Consider his statement on Bloody Sunday – admirable and necessary, certainly, but no less effective a piece of politics for that, and featuring the conspicuous observation that for someone of his generation, that era was something “learned about rather than lived through”. That speech won near-universal plaudits; for the Prime Minister, there was no significant downside. There are few meaningful decisions he will take in office that could carry that label, and when they come along, it’s unsurprising that he would jump at them without hesitation.
He won’t do it in India today, though, despite what looks like an open goal of an opportunity to do so. Many Indians feel, with obvious justification, that they are owed an apology for some of the outrages of the colonial era, not least the Amritsar massacre of 1919, where at least 400 peaceful protesters died; meanwhile, Cameron is trying embarrassingly hard to win favour with a global economic player.

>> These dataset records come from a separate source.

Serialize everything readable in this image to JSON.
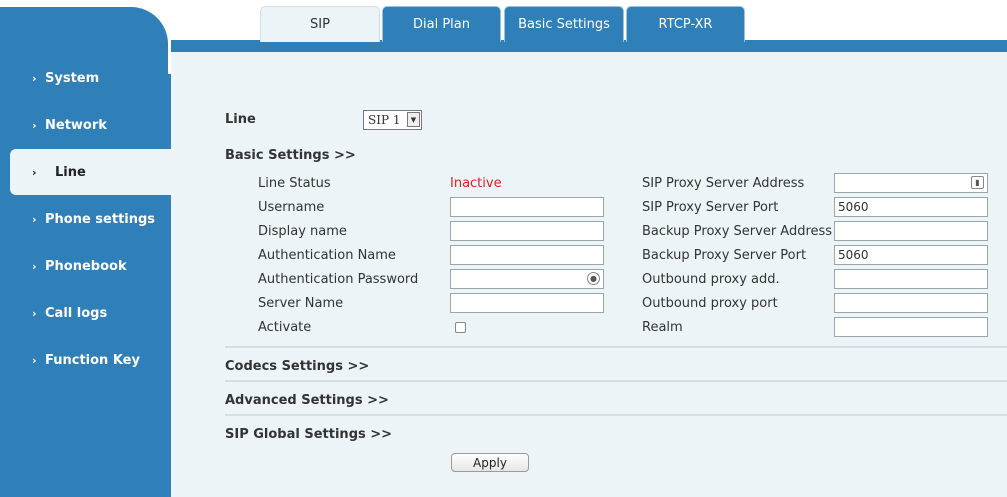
{
  "sidebar": {
    "items": [
      {
        "label": "System"
      },
      {
        "label": "Network"
      },
      {
        "label": "Line"
      },
      {
        "label": "Phone settings"
      },
      {
        "label": "Phonebook"
      },
      {
        "label": "Call logs"
      },
      {
        "label": "Function Key"
      }
    ]
  },
  "tabs": [
    {
      "label": "SIP"
    },
    {
      "label": "Dial Plan"
    },
    {
      "label": "Basic Settings"
    },
    {
      "label": "RTCP-XR"
    }
  ],
  "line": {
    "label": "Line",
    "selected": "SIP 1"
  },
  "sections": {
    "basic": "Basic Settings >>",
    "codecs": "Codecs Settings >>",
    "advanced": "Advanced Settings >>",
    "sip_global": "SIP Global Settings >>"
  },
  "left_fields": {
    "line_status_label": "Line Status",
    "line_status_value": "Inactive",
    "username_label": "Username",
    "username_value": "",
    "display_name_label": "Display name",
    "display_name_value": "",
    "auth_name_label": "Authentication Name",
    "auth_name_value": "",
    "auth_password_label": "Authentication Password",
    "auth_password_value": "",
    "server_name_label": "Server Name",
    "server_name_value": "",
    "activate_label": "Activate"
  },
  "right_fields": {
    "proxy_address_label": "SIP Proxy Server Address",
    "proxy_address_value": "",
    "proxy_port_label": "SIP Proxy Server Port",
    "proxy_port_value": "5060",
    "backup_address_label": "Backup Proxy Server Address",
    "backup_address_value": "",
    "backup_port_label": "Backup Proxy Server Port",
    "backup_port_value": "5060",
    "outbound_add_label": "Outbound proxy add.",
    "outbound_add_value": "",
    "outbound_port_label": "Outbound proxy port",
    "outbound_port_value": "",
    "realm_label": "Realm",
    "realm_value": ""
  },
  "apply_label": "Apply",
  "colors": {
    "accent": "#2f80b9",
    "content_bg": "#ecf4f8",
    "status_inactive": "#e02020"
  }
}
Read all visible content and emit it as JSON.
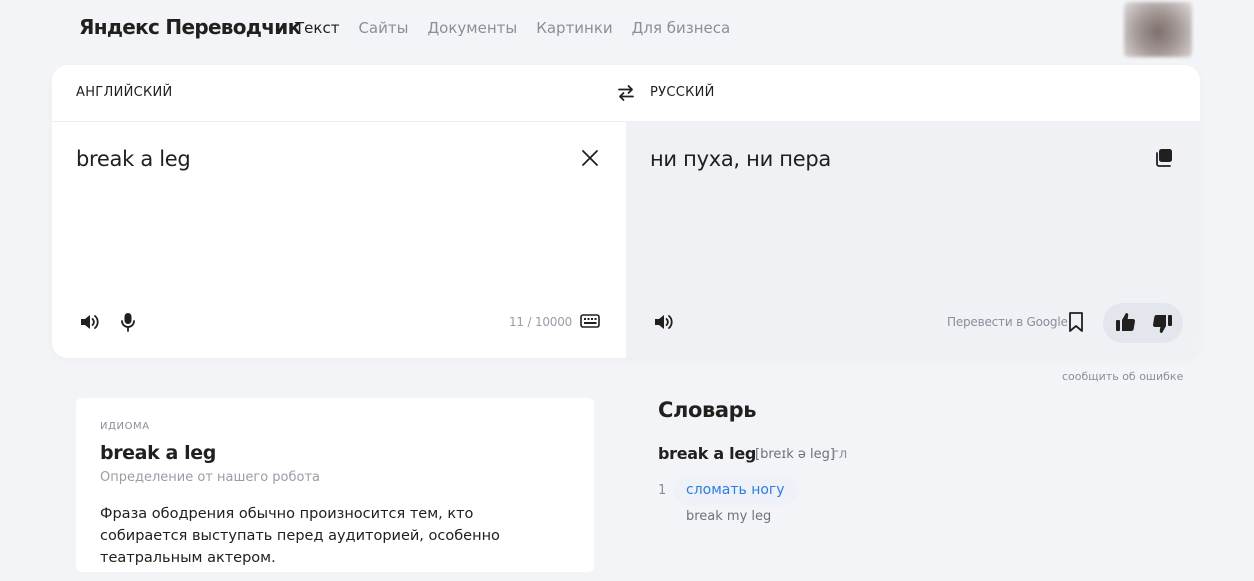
{
  "header": {
    "logo": "Яндекс Переводчик",
    "nav": [
      "Текст",
      "Сайты",
      "Документы",
      "Картинки",
      "Для бизнеса"
    ],
    "active_nav": "Текст"
  },
  "translator": {
    "source_language": "АНГЛИЙСКИЙ",
    "target_language": "РУССКИЙ",
    "source_text": "break a leg",
    "translated_text": "ни пуха, ни пера",
    "char_counter": "11 / 10000",
    "google_link": "Перевести в Google",
    "report_error": "сообщить об ошибке"
  },
  "idiom": {
    "tag": "ИДИОМА",
    "title": "break a leg",
    "subtitle": "Определение от нашего робота",
    "description": "Фраза ободрения обычно произносится тем, кто собирается выступать перед аудиторией, особенно театральным актером."
  },
  "dictionary": {
    "title": "Словарь",
    "word": "break a leg",
    "transcription": "[breɪk ə leg]",
    "part_of_speech": "гл",
    "entries": [
      {
        "number": "1",
        "translation": "сломать ногу",
        "example": "break my leg"
      }
    ]
  },
  "icons": {
    "swap": "swap-arrows-icon",
    "clear": "close-icon",
    "copy": "copy-icon",
    "speaker": "speaker-icon",
    "microphone": "microphone-icon",
    "keyboard": "keyboard-icon",
    "bookmark": "bookmark-icon",
    "like": "thumbs-up-icon",
    "dislike": "thumbs-down-icon"
  },
  "colors": {
    "background": "#f3f4f7",
    "target_pane": "#eff1f5",
    "link_blue": "#2d7de0",
    "text": "#21201f",
    "muted": "#8b8e99"
  }
}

The rationale, both political and humanitarian, seems clear. But while the Prime Minister will express his regrets, he will stop short of an apology: the kind of semantic distinction that seems utterly irrelevant in real life, and even in politics, until someone is willing to articulate one and not the other.
The depths of the realpolitik at work here – and the calculus that deems one massacre in Northern Ireland worth saying sorry for, and another in India not – are beyond me. There is presumably a finely honed diplomatic memo that explains it very clearly. Still, coming the day after Cameron leapt – along with Ed Miliband – so eagerly and unthinkingly on the bandwagon aimed at Hilary Mantel, it does gall a bit. In one instance, a fiercely intelligent and deliberately misunderstood woman has been instantly traduced by our leaders for daring to make a subtle point without undue concern for the political consequences; in another, a country has been kept waiting for an apology that it has been owed for the best part of a hundred years, and this despite the obvious fact that everyone concerned understands quite how profoundly it is needed.
The explanation, I’m afraid, is that one entails an easy political win, the other an unpredictable political headache. But to mean something, an apology has to cost something: in the circumstances, we are entitled to ask whether we can really trust these ‘regrets’ at all. And we might offer David Cameron a modified version of the admonition our parents gave us: don’t apologise if you don’t really mean it. But also, don’t withhold an apology if you really do.